Heute, wenn Soriano kocht, mischt er oft arabische und mallorquinische Einflüsse. „Meine Eltern und Großeltern haben in meinem Leben einen großen Einfluss hinterlassen", erzählt Soriano mit ganz leichtem französischen Akzent. Er hat denn auch die spanische als auch die französische Staatsbürgerschaft, bereiste Europa per Interrail-Ticket und studiert ab August in Island ein Jahr lang Englisch. Justí Soriano lebt Europa, täglich. „Mir gefällt die Idee, dass viele Länder, obwohl sie so verschieden sind, in Frieden miteinander leben und gemeinsame Werte haben."

Diese Leidenschaft soll nun auch auf andere junge Leute übergreifen. Equipo Europa will erreichen, dass sie sich engagieren und auch an den Wahlen teilnehmen. Ein Teil der Arbeit ist Aufklärung über die sozialen Netzwerke, etwa Instagram: In fünf Jahren soll der digitale Euro kommen. Was bewegt sich in Sachen Immigration? Und was ist davon zu halten, wenn die EU-Staaten in der Pandemie wieder die Grenzen dichtmachen? „Wir sind ein gemeinsamer Markt. Wenn Ländergrenzen ohne Übereinkunft mit den anderen geschlossen werden, kommt es zum politischen und wirtschaftlichen Chaos. Das hat die Gesamtsituation verschlechtert und die einzelnen Länder schwächer gemacht", findet Justí Soriano. „Je mehr unilaterale Entscheidungen wir treffen, desto schwächer werden wir sein."

Auch Webinare, etwa zu nachhaltigem Tourismus oder ökologischer Landwirtschaft, bietet Equipo Europa an.
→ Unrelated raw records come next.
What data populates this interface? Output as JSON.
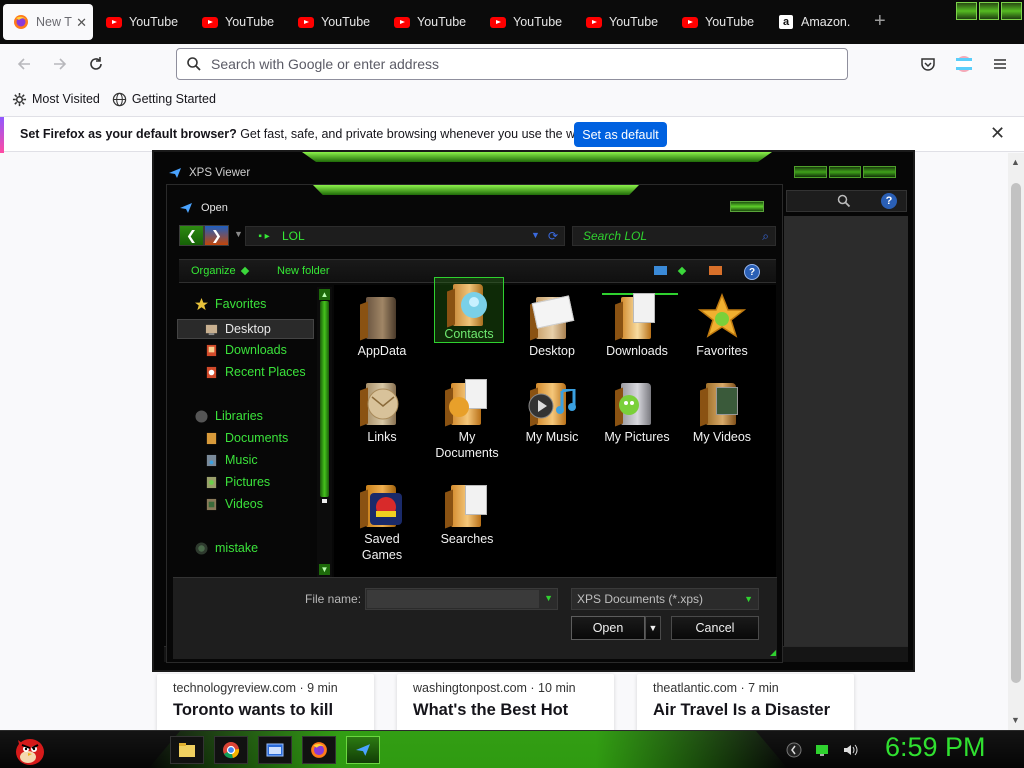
{
  "browser": {
    "tabs": [
      {
        "title": "New T",
        "kind": "firefox",
        "active": true
      },
      {
        "title": "YouTube",
        "kind": "youtube"
      },
      {
        "title": "YouTube",
        "kind": "youtube"
      },
      {
        "title": "YouTube",
        "kind": "youtube"
      },
      {
        "title": "YouTube",
        "kind": "youtube"
      },
      {
        "title": "YouTube",
        "kind": "youtube"
      },
      {
        "title": "YouTube",
        "kind": "youtube"
      },
      {
        "title": "YouTube",
        "kind": "youtube"
      },
      {
        "title": "Amazon.",
        "kind": "amazon"
      }
    ],
    "new_tab_glyph": "+",
    "url_placeholder": "Search with Google or enter address",
    "bookmarks": [
      {
        "label": "Most Visited",
        "icon": "gear-icon"
      },
      {
        "label": "Getting Started",
        "icon": "globe-icon"
      }
    ],
    "notification": {
      "bold": "Set Firefox as your default browser?",
      "text": " Get fast, safe, and private browsing whenever you use the web.",
      "button": "Set as default"
    }
  },
  "stories": [
    {
      "source": "technologyreview.com · 9 min",
      "title": "Toronto wants to kill"
    },
    {
      "source": "washingtonpost.com · 10 min",
      "title": "What's the Best Hot"
    },
    {
      "source": "theatlantic.com · 7 min",
      "title": "Air Travel Is a Disaster"
    }
  ],
  "xps_window": {
    "title": "XPS Viewer",
    "help": "?"
  },
  "dialog": {
    "title": "Open",
    "path": "LOL",
    "search_placeholder": "Search LOL",
    "organize": "Organize",
    "new_folder": "New folder",
    "help": "?",
    "nav": {
      "favorites": "Favorites",
      "favorites_items": [
        "Desktop",
        "Downloads",
        "Recent Places"
      ],
      "libraries": "Libraries",
      "libraries_items": [
        "Documents",
        "Music",
        "Pictures",
        "Videos"
      ],
      "user": "mistake"
    },
    "files": [
      {
        "label": "AppData",
        "icon": "folder-icon"
      },
      {
        "label": "Contacts",
        "icon": "contacts-folder-icon",
        "selected": true
      },
      {
        "label": "Desktop",
        "icon": "desktop-folder-icon"
      },
      {
        "label": "Downloads",
        "icon": "downloads-folder-icon"
      },
      {
        "label": "Favorites",
        "icon": "favorites-star-icon"
      },
      {
        "label": "Links",
        "icon": "links-folder-icon"
      },
      {
        "label": "My Documents",
        "icon": "documents-folder-icon"
      },
      {
        "label": "My Music",
        "icon": "music-folder-icon"
      },
      {
        "label": "My Pictures",
        "icon": "pictures-folder-icon"
      },
      {
        "label": "My Videos",
        "icon": "videos-folder-icon"
      },
      {
        "label": "Saved Games",
        "icon": "angry-birds-space-icon"
      },
      {
        "label": "Searches",
        "icon": "searches-folder-icon"
      }
    ],
    "file_name_label": "File name:",
    "file_name_value": "",
    "filter": "XPS Documents (*.xps)",
    "open_button": "Open",
    "cancel_button": "Cancel"
  },
  "taskbar": {
    "apps": [
      "explorer-icon",
      "chrome-icon",
      "window-icon",
      "firefox-icon",
      "xps-viewer-icon"
    ],
    "clock": "6:59 PM"
  }
}
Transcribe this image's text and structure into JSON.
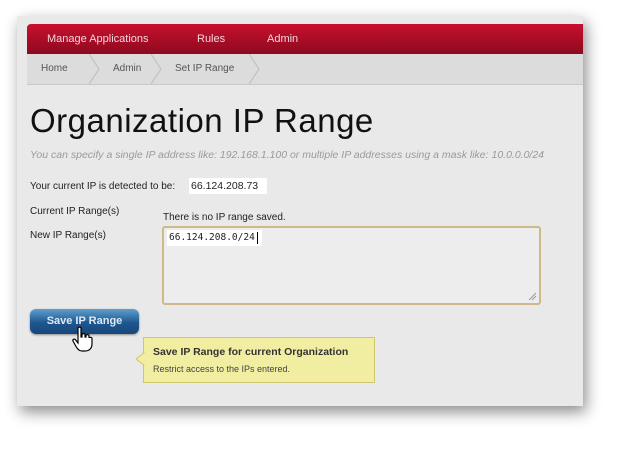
{
  "nav": {
    "items": [
      "Manage Applications",
      "Rules",
      "Admin"
    ]
  },
  "breadcrumb": {
    "items": [
      "Home",
      "Admin",
      "Set IP Range"
    ]
  },
  "page": {
    "title": "Organization IP Range",
    "hint": "You can specify a single IP address like: 192.168.1.100 or multiple IP addresses using a mask like: 10.0.0.0/24"
  },
  "form": {
    "current_ip_label": "Your current IP is detected to be:",
    "current_ip_value": "66.124.208.73",
    "current_ranges_label": "Current IP Range(s)",
    "current_ranges_value": "There is no IP range saved.",
    "new_ranges_label": "New IP Range(s)",
    "new_ranges_value": "66.124.208.0/24"
  },
  "save_button": {
    "label": "Save IP Range"
  },
  "tooltip": {
    "title": "Save IP Range for current Organization",
    "body": "Restrict access to the IPs entered."
  },
  "colors": {
    "nav": "#b00c25",
    "button": "#1e578f",
    "tooltip": "#f1eea2"
  },
  "icons": {
    "cursor": "hand-pointer-icon",
    "resize": "resize-grip-icon"
  }
}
Die Vorschläge, die sich daraus für die Gesetzgebung oder Subventionsprogramme der EU ergeben, sollen über Abgeordnete dann wiederum im Europäischen Parlament landen.

Und nicht alles spielt sich online ab. Auf lokaler Ebene hat die Gruppe jetzt an der Aktion „Un árbol por Europa" (Ein Baum für Europa) teilgenommen: Acht Rathäuser auf Mallorca und drei auf Menorca pflanzten in ihrer Gemeinde öffentlichkeitswirksam einen Baum. „Es ist ein symbolischer Akt", so Soriano. „Damit wollen wir ein Zeichen für die EU und gegen den Klimawandel setzen."